Persian Achaemenid Empire vizier (died 336 BC)

Bagoas (Bagāvahyā; Βαγώας, Bagōas; died 336 BCE) was a prominent Persian official who served as the vizier (Chief Minister) of the Achaemenid Empire until his death.

== Biography ==
Bagoas was a eunuch who later became vizier to Artaxerxes III. In this role, he allied himself with the Rhodian mercenary general Mentor, and with his help succeeded in once again making Egypt a province of the Achaemenids, probably from 342 BCE. Mentor became general of the maritime provinces, suppressed the rebels in Egypt and sent Greek mercenaries to the king, while Bagoas administered the satrapies and gained such power that he was almost the real master of the Empire towards the end of Artaxerxes III's reign (Diod. xvi. 50; cf. Didymus, Comm. in Demosth. Phil. vi. 5).

Arses of Persia was the youngest son of Artaxerxes III and Atossa and was not expected to succeed to the throne. His unexpected rise to the throne came in 338 BCE as a result of the death of his father, who, according to the Greek work of Diodorus Siculus, was poisoned along with most of his family by Bagoas with the assistance of a physician, when the vizier fell out of favour with him. A cuneiform tablet in the British Museum (BM 71537), however, suggests Artaxerxes III died from natural causes.

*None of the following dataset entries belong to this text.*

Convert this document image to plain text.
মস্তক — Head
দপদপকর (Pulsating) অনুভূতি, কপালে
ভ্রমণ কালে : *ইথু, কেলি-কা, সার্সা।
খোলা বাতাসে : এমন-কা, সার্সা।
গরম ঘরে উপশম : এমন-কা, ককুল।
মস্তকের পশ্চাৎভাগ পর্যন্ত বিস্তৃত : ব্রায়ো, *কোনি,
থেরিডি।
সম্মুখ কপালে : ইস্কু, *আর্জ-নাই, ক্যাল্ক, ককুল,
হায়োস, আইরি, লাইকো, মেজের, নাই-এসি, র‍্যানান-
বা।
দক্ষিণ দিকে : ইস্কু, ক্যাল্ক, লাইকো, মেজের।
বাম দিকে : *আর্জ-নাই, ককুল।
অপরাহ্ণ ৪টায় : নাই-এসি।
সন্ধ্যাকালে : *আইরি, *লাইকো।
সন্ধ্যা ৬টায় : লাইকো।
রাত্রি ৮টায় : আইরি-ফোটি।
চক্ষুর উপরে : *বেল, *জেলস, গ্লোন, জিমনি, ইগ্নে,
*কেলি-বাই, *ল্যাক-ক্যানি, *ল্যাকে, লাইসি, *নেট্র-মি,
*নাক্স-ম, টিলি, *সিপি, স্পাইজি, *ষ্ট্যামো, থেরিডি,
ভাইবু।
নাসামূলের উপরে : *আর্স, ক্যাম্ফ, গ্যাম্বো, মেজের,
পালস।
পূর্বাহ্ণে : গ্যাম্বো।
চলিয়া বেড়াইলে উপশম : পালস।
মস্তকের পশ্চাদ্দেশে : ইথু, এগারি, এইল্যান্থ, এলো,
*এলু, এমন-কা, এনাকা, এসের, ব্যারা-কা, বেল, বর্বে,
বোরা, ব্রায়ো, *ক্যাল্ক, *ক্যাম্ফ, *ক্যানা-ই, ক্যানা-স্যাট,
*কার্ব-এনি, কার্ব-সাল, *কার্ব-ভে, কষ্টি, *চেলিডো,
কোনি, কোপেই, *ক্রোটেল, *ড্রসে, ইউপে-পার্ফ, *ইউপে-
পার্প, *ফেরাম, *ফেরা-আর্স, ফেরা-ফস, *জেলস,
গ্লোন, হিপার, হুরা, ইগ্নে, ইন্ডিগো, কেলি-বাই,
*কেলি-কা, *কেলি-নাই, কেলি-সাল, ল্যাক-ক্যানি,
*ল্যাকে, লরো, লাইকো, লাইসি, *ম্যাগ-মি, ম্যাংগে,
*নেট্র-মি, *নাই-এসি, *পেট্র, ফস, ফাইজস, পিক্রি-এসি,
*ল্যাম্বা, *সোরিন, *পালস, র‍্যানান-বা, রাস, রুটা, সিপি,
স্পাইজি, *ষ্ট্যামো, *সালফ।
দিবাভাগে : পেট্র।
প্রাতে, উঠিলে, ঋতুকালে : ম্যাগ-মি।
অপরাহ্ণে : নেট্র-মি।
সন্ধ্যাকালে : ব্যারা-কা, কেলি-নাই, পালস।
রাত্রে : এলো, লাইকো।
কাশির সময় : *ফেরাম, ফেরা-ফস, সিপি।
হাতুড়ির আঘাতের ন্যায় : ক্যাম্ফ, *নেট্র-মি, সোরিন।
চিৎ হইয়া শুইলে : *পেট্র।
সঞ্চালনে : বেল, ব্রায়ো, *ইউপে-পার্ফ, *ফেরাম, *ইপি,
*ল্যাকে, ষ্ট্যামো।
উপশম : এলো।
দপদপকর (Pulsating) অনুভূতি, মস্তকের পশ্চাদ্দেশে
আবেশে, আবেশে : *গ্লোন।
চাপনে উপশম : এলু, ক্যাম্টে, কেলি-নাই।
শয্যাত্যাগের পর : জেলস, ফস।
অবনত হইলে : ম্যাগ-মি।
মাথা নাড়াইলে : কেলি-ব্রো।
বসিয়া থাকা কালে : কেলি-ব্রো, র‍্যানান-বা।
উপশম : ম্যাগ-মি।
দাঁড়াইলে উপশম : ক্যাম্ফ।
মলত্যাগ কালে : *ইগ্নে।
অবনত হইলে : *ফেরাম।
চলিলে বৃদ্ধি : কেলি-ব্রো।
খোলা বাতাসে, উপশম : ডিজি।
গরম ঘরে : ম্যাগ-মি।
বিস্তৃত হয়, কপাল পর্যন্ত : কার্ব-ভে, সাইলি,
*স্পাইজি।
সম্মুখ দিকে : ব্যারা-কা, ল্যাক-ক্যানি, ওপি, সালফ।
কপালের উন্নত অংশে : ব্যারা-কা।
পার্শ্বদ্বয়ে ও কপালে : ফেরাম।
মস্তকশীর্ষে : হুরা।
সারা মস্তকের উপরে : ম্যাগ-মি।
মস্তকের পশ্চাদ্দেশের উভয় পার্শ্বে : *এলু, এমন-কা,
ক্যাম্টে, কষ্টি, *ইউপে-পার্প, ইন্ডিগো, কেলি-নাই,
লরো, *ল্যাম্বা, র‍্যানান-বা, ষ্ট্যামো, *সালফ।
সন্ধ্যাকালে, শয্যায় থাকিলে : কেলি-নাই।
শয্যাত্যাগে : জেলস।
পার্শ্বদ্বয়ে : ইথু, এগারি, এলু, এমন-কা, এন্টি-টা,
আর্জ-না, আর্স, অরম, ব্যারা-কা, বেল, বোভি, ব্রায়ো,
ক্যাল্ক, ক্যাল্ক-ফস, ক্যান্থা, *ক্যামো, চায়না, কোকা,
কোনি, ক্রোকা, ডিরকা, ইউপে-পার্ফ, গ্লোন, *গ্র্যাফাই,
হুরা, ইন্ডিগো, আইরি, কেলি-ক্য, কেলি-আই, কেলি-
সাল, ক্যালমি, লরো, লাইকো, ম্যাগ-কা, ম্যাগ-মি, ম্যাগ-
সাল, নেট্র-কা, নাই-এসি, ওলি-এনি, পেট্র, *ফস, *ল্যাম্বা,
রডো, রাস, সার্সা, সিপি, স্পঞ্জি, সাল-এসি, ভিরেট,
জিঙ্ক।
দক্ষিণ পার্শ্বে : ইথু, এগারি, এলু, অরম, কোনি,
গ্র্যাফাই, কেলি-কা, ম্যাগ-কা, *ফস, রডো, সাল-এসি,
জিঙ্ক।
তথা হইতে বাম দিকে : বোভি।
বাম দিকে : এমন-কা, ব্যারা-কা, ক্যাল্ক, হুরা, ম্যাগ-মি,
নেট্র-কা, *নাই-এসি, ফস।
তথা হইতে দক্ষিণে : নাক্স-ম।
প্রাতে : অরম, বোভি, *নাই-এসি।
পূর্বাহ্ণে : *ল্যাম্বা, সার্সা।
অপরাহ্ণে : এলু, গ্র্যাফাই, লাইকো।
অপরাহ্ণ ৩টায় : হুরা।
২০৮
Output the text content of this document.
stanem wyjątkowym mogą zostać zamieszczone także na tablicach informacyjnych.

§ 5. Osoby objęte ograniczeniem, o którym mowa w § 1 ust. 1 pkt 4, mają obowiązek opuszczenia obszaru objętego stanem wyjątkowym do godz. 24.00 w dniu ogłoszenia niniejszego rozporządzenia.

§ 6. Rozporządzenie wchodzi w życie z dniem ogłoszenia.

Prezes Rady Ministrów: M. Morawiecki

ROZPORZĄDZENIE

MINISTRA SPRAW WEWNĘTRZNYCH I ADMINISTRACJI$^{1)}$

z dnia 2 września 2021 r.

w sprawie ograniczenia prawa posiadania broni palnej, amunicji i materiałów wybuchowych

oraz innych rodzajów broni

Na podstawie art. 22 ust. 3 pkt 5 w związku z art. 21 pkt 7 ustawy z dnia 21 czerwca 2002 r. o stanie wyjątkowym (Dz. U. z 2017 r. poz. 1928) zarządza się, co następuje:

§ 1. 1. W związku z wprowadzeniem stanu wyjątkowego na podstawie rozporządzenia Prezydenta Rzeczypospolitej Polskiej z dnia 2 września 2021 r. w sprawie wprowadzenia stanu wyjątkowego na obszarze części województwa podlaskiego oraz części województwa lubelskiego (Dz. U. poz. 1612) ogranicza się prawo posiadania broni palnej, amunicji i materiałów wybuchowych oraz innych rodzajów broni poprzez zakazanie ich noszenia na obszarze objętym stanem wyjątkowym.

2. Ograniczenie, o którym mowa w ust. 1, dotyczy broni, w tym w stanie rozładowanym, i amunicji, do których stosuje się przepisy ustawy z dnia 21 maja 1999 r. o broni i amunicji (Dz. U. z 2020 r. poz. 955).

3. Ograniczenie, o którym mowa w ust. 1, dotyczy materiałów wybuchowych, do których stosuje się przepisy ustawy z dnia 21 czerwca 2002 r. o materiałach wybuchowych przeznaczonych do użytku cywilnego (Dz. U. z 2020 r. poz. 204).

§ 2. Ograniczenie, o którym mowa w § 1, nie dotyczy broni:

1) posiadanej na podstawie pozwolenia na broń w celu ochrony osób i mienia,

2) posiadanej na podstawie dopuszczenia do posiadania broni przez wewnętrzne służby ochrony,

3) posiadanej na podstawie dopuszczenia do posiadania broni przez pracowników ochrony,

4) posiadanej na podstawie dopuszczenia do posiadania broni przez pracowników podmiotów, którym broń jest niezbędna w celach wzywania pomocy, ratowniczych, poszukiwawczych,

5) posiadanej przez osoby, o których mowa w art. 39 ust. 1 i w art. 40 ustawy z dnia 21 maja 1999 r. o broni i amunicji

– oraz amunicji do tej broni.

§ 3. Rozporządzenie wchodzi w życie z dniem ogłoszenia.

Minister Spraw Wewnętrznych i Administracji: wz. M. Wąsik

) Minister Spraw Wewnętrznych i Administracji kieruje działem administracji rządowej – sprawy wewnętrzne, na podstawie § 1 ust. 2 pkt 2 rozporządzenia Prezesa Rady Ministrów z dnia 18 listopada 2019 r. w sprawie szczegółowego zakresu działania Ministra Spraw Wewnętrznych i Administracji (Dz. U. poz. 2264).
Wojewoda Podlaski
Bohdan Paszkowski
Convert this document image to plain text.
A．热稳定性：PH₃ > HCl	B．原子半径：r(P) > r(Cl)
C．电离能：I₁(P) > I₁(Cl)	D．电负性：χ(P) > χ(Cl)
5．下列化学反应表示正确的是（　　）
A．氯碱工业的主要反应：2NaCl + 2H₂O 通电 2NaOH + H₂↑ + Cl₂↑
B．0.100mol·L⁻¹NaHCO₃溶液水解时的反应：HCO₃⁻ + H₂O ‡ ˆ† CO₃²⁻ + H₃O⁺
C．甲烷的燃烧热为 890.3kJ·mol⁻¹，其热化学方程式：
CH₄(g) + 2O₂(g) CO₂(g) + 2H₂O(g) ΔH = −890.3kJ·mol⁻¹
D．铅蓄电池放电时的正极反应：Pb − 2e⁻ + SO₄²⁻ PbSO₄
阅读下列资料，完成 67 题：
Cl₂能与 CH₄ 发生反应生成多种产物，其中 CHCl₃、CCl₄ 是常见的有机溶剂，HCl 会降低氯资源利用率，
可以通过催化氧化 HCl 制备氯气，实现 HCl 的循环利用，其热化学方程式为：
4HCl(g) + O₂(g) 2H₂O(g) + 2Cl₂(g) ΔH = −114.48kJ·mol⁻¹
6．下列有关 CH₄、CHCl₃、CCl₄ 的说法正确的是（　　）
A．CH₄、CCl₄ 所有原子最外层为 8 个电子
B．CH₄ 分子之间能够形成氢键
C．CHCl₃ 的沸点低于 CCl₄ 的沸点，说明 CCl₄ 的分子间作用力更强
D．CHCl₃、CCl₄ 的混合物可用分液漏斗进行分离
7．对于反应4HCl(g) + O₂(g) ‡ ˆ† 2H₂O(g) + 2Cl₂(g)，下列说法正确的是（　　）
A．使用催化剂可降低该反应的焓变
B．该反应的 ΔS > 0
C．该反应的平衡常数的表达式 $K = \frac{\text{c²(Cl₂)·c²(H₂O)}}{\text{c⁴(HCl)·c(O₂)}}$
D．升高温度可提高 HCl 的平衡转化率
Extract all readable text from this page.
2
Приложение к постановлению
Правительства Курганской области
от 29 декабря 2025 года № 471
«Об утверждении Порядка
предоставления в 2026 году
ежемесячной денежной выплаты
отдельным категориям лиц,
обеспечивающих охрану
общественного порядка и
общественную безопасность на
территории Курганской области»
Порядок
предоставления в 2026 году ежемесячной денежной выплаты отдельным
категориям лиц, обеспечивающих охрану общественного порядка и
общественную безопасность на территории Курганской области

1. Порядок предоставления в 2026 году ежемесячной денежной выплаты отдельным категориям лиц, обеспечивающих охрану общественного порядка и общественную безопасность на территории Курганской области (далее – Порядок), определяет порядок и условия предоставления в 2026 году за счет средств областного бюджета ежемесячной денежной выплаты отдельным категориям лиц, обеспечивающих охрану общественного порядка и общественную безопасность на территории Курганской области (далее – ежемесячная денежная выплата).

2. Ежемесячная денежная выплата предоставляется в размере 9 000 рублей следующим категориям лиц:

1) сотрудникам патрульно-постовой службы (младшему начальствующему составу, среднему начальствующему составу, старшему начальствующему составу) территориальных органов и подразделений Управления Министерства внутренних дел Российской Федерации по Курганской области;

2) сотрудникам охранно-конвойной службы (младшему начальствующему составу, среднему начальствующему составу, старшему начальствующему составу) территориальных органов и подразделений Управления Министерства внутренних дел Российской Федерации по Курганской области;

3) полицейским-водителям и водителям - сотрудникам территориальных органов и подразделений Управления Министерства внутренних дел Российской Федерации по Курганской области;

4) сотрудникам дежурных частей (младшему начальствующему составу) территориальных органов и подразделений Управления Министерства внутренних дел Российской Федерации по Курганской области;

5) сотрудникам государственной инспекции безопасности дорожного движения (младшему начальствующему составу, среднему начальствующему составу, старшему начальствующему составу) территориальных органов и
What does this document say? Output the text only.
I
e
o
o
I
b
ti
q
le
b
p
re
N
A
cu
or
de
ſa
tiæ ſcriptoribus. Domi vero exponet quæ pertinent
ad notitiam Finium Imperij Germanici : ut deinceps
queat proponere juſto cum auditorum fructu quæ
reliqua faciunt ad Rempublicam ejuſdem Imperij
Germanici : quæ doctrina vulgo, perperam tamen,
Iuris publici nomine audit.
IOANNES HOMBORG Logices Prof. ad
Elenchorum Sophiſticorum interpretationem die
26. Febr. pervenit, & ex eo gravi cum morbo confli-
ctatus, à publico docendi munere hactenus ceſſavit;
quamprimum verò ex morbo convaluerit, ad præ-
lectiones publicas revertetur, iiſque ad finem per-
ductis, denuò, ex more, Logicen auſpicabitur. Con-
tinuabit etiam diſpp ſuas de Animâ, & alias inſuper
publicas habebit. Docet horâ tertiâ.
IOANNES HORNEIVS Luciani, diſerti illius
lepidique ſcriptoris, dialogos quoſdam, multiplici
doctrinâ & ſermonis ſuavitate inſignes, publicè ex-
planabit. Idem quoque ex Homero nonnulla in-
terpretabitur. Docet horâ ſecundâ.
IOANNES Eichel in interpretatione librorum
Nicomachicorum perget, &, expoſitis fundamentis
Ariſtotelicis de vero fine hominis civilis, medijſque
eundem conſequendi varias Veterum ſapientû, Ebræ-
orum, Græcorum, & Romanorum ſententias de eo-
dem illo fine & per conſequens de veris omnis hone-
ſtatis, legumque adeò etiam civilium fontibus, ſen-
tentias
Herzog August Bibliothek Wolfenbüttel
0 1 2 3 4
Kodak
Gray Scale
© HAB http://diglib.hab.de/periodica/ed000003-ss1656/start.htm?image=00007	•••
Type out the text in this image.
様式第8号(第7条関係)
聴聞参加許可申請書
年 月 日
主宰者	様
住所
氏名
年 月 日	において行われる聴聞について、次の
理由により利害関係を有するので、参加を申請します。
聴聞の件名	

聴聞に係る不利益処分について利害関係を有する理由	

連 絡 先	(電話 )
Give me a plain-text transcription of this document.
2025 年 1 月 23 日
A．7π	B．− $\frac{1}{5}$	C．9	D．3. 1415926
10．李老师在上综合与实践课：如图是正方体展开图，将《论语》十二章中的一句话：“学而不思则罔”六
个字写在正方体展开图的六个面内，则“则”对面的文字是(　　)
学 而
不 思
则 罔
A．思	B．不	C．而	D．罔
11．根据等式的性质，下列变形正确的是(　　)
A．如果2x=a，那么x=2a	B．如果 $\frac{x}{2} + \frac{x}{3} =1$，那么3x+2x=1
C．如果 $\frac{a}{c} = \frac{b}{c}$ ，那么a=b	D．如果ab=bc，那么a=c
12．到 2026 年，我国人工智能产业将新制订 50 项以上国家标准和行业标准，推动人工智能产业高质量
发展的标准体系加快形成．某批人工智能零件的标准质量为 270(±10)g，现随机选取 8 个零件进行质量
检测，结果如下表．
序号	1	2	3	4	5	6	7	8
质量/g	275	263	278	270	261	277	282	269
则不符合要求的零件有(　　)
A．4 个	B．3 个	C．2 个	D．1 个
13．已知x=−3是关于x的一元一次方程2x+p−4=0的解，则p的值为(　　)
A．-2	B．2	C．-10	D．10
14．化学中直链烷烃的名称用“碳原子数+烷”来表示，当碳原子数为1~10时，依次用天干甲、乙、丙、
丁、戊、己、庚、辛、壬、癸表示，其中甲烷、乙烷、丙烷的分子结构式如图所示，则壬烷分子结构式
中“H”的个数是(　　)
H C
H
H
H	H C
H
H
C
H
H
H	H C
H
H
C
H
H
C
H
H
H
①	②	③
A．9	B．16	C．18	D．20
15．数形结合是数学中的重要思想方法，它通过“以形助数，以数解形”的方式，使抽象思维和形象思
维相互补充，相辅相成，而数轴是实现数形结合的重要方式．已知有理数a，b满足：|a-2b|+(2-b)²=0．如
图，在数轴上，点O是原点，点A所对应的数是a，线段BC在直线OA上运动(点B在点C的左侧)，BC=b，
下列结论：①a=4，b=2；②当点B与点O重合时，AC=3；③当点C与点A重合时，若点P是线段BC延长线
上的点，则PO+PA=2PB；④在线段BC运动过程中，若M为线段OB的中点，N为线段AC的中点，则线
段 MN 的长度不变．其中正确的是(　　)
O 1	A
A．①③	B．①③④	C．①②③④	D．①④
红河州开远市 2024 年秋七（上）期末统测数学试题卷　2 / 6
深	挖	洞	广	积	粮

Bagoas sought to remain in office by replacing Artaxerxes with his son, Arses (Artaxerxes IV), whom he thought easier to control. Arses remained little more than a puppet-king during the two years of his reign while Bagoas acted as the power behind the throne. Eventually, disgruntled by this state of affairs and possibly influenced by the nobles of the Royal Court, who generally held Bagoas in contempt, Arses started planning Bagoas' murder. However, Bagoas again acted first in order to protect himself and managed to poison and kill Arses. Bagoas then raised a cousin of Arses to the throne as Darius III.

When Darius attempted to become independent of the powerful vizier, Bagoas tried to poison him too; but Darius was warned and forced Bagoas to drink the poison himself (Diod. xvii. 5; Johann. Antioch, p. 38, 39 ed. Müller; Arrian ii. 14. 5; Curt. vi. 4. 10).

According to the Bibliotheca historica by Diodorus Siculus, Bagoas became very wealthy by confiscating the sacred writings of the Egyptian temples and giving them back to the priests for large bribes (Diod. XVI. 51). When the high priest of Jerusalem, Johannes, murdered his brother Jesus in the temple, Bagoas (who had supported Jesus) put a new tax on the Jews and entered the temple, saying that he was purer than he who was murdered in the temple (Joseph. Ant. xi. 7.1).

A later story, that Bagoas was an Egyptian and killed Artaxerxes III because he had killed the living Apis (Aelian, Var. Hist. vi. 8), is without historical basis.

Bagoas' house in Susa, with rich treasures, was presented by Alexander the Great to Parmenion (Plut. Alex. 39); his gardens in Babylon, with the best species of palms, are mentioned by Theophrastus (Hist. Plant, ii. 6; Plin. Nat. Hist. xiii. 41).

Plutarch reports an angry letter from Alexander to Darius, naming Bagoas as one of the persons who organized the murder of his father, Philip II of Macedon.

==In fiction==
- Bagoas is featured as a character in the ancient Greek novel Aethiopica by Heliodorus of Emesa. In the novel, he is portrayed as a trusty eunuch servant of the Persian satrap of Memphis. In the course of events, he is captured by the Ethiopian king and assimilated as a servant in the Ethiopian court.
- Bagoas is mentioned in Mary Renault's novel The Persian Boy as the cause of the narrator's enslavement and castration.